El roble ambarino de mi pueblo, por ahora en diciembre,
anuncia la fiesta navideña y se suma a ella vestido de luces; el ambarino, su
colorido último, que es otra forma de renacer.
No es roble de madera para hacer toneles, no, para eso está el roble francés, que es más corpulento, más altivo; ya se sabe: los franceses son así. Pero nuestro roble cumple con creces su misión. Siempre nos acompaña: Desde la cuna hecha con su madera, hasta en la despedida de este mundo, de cuya madera, el tío Juan “Carretero”, hacedor de carros y excelente carpintero, conseguía unas tablas para el féretro, a falta de madera de pino.
De modo que nuestro roble nació para morir con nosotros. Que el invierno se ponía terco y montaraz, ahí estaba el roble proporcionando leña para la lumbre, para el horno, para hacer cisco, madera para los anaqueles en la cocina, para el tajo donde se sacrificaba el cerdo, para el escabel de la cocina, para tajuelas y artesas. Siempre el roble salía al paso para aliviarnos nuestro paso en el tiempo.
En la primavera se vestía de verde roble, claro está, y sus ramas daban cobijo a las aves, las tórtolas anidaban y criaban sus pichones, y alzaban el vuelo triunfantes, aunque no siempre, porque los chavales más de una vez le hurtamos un polluelo para admirar su corbata de adulto en la jaula.
En verano el roble con su frondoso ramaje, proporcionaba sombra a los segadores donde encontraban el frescor reconfortante a la hora del almuerzo reparador: cocido al canto, queso, chorizo y lomo.

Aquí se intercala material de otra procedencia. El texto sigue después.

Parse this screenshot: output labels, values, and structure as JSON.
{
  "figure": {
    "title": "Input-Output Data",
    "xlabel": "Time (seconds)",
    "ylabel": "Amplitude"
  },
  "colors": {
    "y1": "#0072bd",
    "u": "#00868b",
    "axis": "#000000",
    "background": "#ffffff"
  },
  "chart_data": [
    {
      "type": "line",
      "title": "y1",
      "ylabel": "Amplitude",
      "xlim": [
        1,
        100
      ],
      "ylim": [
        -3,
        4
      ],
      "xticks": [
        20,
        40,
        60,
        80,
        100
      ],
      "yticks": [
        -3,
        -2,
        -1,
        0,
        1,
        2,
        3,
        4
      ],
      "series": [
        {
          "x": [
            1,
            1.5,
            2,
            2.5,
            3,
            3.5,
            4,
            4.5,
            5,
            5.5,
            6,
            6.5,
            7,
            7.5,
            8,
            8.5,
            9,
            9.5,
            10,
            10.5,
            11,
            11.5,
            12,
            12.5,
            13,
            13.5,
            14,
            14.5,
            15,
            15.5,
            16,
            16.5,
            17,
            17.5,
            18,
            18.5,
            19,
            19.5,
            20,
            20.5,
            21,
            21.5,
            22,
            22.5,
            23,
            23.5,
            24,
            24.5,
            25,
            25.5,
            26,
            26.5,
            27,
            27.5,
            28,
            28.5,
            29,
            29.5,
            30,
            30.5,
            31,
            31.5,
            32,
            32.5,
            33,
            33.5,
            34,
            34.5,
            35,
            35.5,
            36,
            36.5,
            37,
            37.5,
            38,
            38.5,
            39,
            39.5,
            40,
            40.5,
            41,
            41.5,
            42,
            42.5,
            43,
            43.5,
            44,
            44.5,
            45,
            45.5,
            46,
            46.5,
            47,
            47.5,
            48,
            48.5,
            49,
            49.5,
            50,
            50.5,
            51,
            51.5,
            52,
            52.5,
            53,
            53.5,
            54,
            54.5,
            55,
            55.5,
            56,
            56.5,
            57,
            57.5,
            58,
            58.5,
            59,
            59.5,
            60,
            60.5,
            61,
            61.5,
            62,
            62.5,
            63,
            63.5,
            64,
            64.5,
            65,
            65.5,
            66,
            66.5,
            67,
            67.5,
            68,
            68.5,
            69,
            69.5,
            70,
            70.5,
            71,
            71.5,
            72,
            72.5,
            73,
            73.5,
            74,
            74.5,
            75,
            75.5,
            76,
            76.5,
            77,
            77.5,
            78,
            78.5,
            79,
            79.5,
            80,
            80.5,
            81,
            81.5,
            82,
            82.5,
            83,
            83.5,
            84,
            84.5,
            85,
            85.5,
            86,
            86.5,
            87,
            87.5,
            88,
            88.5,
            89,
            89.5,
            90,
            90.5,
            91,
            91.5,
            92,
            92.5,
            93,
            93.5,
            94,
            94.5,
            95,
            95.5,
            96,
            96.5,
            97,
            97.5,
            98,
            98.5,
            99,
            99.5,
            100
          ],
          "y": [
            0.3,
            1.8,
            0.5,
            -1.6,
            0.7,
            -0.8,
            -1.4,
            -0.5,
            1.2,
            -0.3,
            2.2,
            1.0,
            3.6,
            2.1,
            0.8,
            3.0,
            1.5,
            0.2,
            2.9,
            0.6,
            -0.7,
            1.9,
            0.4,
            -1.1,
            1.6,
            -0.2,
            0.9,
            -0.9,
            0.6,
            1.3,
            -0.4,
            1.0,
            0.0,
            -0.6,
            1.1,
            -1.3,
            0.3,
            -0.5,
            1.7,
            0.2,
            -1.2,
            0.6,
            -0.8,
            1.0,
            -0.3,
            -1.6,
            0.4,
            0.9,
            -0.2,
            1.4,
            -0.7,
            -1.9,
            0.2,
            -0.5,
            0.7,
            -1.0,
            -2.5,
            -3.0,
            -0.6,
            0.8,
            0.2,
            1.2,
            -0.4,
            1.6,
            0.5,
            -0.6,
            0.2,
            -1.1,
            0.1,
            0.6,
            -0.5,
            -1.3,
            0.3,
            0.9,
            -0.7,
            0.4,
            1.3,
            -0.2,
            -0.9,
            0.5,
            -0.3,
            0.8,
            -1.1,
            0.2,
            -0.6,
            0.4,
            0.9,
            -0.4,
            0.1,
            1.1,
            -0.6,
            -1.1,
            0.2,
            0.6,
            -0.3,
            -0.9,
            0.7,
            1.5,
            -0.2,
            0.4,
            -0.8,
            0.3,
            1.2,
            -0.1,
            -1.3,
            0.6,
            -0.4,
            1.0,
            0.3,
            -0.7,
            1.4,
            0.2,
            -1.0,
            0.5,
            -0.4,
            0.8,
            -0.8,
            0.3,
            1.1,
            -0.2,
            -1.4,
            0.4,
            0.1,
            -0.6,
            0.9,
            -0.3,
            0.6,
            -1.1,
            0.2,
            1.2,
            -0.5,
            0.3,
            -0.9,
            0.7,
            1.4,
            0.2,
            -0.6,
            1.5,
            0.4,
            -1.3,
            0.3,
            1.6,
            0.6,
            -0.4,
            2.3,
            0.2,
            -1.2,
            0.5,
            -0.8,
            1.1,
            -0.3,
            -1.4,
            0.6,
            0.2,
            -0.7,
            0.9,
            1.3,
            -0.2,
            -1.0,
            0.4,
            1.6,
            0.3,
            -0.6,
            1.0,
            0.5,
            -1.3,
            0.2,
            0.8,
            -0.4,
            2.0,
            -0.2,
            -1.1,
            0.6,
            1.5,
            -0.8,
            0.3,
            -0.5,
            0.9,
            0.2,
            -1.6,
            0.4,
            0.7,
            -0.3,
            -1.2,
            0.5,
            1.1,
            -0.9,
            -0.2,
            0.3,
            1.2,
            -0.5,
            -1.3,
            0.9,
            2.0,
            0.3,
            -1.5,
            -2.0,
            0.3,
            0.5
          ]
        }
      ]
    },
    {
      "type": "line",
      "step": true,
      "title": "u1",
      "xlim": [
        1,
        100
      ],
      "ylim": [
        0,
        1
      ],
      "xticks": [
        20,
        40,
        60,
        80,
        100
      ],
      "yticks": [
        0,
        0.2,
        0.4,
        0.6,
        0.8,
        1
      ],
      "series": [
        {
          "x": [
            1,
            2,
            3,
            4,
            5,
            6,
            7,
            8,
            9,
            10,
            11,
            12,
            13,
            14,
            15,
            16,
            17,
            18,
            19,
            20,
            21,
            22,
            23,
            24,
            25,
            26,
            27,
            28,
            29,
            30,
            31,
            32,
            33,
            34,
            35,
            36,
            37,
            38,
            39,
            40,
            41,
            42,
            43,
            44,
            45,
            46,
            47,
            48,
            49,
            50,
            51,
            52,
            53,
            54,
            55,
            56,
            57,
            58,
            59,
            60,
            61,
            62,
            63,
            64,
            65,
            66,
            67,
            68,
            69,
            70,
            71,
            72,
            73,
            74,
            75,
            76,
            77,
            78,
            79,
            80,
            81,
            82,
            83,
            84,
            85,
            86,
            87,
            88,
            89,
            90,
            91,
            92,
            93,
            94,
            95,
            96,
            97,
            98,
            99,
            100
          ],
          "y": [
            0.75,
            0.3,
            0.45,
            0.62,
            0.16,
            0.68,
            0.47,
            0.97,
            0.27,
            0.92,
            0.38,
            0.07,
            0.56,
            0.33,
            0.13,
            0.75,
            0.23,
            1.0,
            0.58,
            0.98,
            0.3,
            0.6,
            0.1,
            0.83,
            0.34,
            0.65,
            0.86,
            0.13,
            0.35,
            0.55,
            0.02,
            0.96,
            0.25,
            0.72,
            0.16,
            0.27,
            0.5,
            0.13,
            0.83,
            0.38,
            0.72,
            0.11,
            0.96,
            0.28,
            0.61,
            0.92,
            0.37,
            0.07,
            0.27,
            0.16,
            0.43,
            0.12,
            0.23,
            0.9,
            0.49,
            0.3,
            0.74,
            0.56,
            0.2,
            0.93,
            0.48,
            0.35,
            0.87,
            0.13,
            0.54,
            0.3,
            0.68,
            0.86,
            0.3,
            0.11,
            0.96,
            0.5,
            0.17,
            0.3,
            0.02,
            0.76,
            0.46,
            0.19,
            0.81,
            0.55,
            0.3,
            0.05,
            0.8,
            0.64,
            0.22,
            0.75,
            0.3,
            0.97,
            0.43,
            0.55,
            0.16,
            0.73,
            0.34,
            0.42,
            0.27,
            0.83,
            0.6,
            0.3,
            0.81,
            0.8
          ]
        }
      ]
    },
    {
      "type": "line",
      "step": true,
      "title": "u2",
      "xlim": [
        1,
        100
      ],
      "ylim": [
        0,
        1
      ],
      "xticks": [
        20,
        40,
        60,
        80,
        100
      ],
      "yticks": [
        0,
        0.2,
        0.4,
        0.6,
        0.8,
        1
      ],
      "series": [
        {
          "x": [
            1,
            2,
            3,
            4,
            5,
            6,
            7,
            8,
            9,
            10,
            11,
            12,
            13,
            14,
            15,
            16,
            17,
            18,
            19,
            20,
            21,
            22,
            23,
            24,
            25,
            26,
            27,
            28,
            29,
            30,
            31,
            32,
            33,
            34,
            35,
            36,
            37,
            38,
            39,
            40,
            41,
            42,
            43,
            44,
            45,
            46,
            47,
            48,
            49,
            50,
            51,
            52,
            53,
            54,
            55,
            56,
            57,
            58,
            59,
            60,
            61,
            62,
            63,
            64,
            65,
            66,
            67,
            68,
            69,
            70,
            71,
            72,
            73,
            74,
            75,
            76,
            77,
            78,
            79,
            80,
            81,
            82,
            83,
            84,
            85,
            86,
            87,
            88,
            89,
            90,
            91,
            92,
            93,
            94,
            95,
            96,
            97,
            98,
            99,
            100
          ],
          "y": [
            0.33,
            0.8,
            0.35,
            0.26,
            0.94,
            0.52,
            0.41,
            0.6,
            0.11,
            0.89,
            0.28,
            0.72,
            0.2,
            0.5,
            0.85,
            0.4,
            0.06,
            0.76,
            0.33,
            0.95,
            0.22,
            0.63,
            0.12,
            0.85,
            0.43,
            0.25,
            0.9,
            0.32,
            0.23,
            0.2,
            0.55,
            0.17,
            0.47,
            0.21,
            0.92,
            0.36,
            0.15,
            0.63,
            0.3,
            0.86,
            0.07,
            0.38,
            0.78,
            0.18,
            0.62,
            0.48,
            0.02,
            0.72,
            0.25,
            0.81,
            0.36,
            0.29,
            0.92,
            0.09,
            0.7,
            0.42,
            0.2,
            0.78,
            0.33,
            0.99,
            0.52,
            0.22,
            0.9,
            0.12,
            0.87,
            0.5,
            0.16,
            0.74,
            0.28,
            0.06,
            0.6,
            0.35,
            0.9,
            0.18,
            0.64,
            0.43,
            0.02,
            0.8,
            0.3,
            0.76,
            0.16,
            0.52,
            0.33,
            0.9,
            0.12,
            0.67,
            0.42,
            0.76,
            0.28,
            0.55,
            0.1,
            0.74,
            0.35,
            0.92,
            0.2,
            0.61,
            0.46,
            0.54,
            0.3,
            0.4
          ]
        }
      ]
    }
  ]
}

En septiembre alumbraba su fruto, el verde bellota despuntaba en sus
ramas, bellotas para los chanchos, como decía mi abuelo Ángel a los cerdos, que
así se llaman también. De modo que nuestro roble, antes de despedirse para hibernar con nosotros, nos
ofrece su último aroma, su último traje de luces: es nuestro querido roble
ambarino.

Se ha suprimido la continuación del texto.